The average price of a single hass avocado fell to $1.20 in June, far from the all-time high of $9 on supermarket shelves in 2018.
That’s thanks to Australians’ voracious appetite for the Central American fruit, says avocado grower Alan Blight of Avowest Farms in Western Australia’s Carabooda.
“Over the past 10 years, we’ve been planting more and more trees as we tried to keep up with domestic consumption,” says Blight.
“It’s only in the last 12 months that supply has outpaced demand.”
Instead of spending $10 on a single lettuce, you might as well buy 10 avocados.
Alan Blight, avocado grower
John Tyas, CEO of Avocados Australia, estimates that avocado consumption has increased from 3.5 to 4.8 kilograms per person per capita in the past fiscal year. But that wasn’t enough to explain a production increase of about 200 percent.
Blight says it’s bad news for farmers, who will be “lucky enough to break even” after rising fuel and fertilizer prices saw production costs skyrocket.
Melbourne retailer Caroline Bayliss of Green Onions Organic Grocer reports that farmers have dumped large quantities of low-quality conventional avocados as packaging and shipping costs exceed potential profits.
“It’s a shocking waste,” said Bayliss, noting that the price of organic avocados has held steady at about $3.40.
“We want growers to get a decent price, we don’t want them to lose it. We’re a tight-knit supply chain.”
As a farmer, Blight says he “would love it if avocados were worth twice as much.”
“But it’s a really great opportunity for people to try them for the first time, whip up a few every week and really enjoy them,” he says.
“Instead of spending $10 on a single lettuce, you might as well buy 10 avocados.”
Even a few extra avocados a week at your grocery store will “go a long way” in helping farmers, Tyas says.
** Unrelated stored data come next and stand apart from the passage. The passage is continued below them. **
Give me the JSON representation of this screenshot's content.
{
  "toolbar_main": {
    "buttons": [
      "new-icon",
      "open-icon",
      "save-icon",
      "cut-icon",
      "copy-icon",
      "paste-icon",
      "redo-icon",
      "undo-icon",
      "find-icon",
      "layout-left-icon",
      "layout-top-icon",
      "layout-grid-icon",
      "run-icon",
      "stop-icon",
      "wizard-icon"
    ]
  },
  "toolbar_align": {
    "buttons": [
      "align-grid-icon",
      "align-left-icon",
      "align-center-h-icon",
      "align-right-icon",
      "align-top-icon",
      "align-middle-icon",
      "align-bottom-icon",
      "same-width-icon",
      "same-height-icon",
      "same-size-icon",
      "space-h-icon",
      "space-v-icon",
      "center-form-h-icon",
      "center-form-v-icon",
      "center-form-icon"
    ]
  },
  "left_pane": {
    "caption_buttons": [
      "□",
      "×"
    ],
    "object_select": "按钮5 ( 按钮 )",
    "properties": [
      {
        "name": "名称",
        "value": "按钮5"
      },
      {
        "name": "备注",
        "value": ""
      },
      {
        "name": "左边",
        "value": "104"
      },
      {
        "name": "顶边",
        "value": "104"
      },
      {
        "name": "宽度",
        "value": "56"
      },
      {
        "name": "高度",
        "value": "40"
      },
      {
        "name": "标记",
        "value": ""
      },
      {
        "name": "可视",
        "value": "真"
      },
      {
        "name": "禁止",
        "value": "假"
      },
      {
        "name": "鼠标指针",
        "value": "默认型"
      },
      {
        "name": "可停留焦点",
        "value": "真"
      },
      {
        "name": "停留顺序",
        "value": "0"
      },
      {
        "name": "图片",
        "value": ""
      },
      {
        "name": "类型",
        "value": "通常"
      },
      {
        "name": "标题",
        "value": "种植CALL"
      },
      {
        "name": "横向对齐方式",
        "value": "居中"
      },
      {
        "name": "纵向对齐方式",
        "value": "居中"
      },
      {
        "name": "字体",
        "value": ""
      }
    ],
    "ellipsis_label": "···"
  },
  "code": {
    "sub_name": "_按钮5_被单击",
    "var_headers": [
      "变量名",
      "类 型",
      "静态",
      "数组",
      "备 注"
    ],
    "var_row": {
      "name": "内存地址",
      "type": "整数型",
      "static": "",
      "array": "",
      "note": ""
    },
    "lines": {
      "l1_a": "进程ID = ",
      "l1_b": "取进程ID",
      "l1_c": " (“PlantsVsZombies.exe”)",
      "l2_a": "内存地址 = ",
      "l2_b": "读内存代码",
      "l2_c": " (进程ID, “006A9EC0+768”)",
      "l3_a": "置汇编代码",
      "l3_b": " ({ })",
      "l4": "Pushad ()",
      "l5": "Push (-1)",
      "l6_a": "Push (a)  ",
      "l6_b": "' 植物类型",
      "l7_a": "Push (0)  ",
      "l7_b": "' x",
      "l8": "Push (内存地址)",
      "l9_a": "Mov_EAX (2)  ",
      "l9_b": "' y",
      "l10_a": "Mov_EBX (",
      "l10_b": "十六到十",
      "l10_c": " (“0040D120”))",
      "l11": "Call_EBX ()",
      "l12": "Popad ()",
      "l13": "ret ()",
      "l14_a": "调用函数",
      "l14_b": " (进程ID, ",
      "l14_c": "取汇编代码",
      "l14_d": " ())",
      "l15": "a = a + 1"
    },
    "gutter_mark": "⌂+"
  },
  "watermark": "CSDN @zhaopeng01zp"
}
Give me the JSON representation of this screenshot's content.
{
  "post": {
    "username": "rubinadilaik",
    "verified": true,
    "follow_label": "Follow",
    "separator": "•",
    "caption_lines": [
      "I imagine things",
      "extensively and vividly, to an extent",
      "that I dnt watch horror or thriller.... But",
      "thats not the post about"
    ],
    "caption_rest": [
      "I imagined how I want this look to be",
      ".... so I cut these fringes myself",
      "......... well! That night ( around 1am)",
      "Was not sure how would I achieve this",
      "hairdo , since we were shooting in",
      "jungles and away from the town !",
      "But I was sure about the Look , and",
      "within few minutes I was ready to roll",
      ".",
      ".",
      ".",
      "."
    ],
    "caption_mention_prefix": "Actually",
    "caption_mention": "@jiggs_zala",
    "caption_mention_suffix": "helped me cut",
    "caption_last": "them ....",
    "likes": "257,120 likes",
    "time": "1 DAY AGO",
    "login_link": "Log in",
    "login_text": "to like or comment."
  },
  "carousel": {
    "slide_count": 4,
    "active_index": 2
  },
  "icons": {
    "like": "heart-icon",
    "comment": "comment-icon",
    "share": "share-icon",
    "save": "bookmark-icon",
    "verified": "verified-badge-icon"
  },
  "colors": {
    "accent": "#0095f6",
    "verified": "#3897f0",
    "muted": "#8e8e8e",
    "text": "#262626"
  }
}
Cafes are heeding the call, using avocados to fill dishes hit by widespread product shortages.
At the popular Bondi brunch spot Harrys, Chef Bryan O’Callaghan says their new winter menu will feature their tried-and-true avocado toast, as well as a “nourishing bowl” of avocado.
“We have to look around to see what’s cheap and try to include it in the menu,” says O’Callaghan.
“That’s a good thing. In the past, some cafes didn’t change their menu for more than six months. Now you have to be creative.”
Melbourne cafe Rustica chef Sidney Tor says he’s swapped leafy greens for avocado in his chicken sandwiches.
“It gives it more of a creamy texture, which people love,” says Tor.
“It certainly helped with our product bill.”
Collingwood cafe Terror Twilight owner Kieran Spiteri says he can swap a side of smashed avocado for half an avocado dipped in black sesame seeds.
However, do not expect the price of avocado toast to fall.
“We definitely couldn’t lower prices at this point because it’s still such a challenge to get good products and make it profitable,” explains Spiteri.
“If avocado toast is a little bit cheaper for us to make, it just makes up for a lot of the other ingredients that are more expensive now.”
Jason Ryan, owner of fresh produce market Hillview Farms in Leichhardt, Sydney, says avocado prices will stabilize in the coming years as more states gain permission to export overseas.
Meanwhile, Spiteri says there are plenty of ways to get the most out of avocados at home.
“You can pair it with orange or purple winter vegetables that have been pickled, grilled, or roasted,” he says.
“We like to serve it on toast with pickled pumpkin, a heavier element like onion jam, and sprinkled with tamari-coated pumpkin seeds.
“It’s one of our biggest sellers. If we ever took it off the menu, we’d be in big trouble.”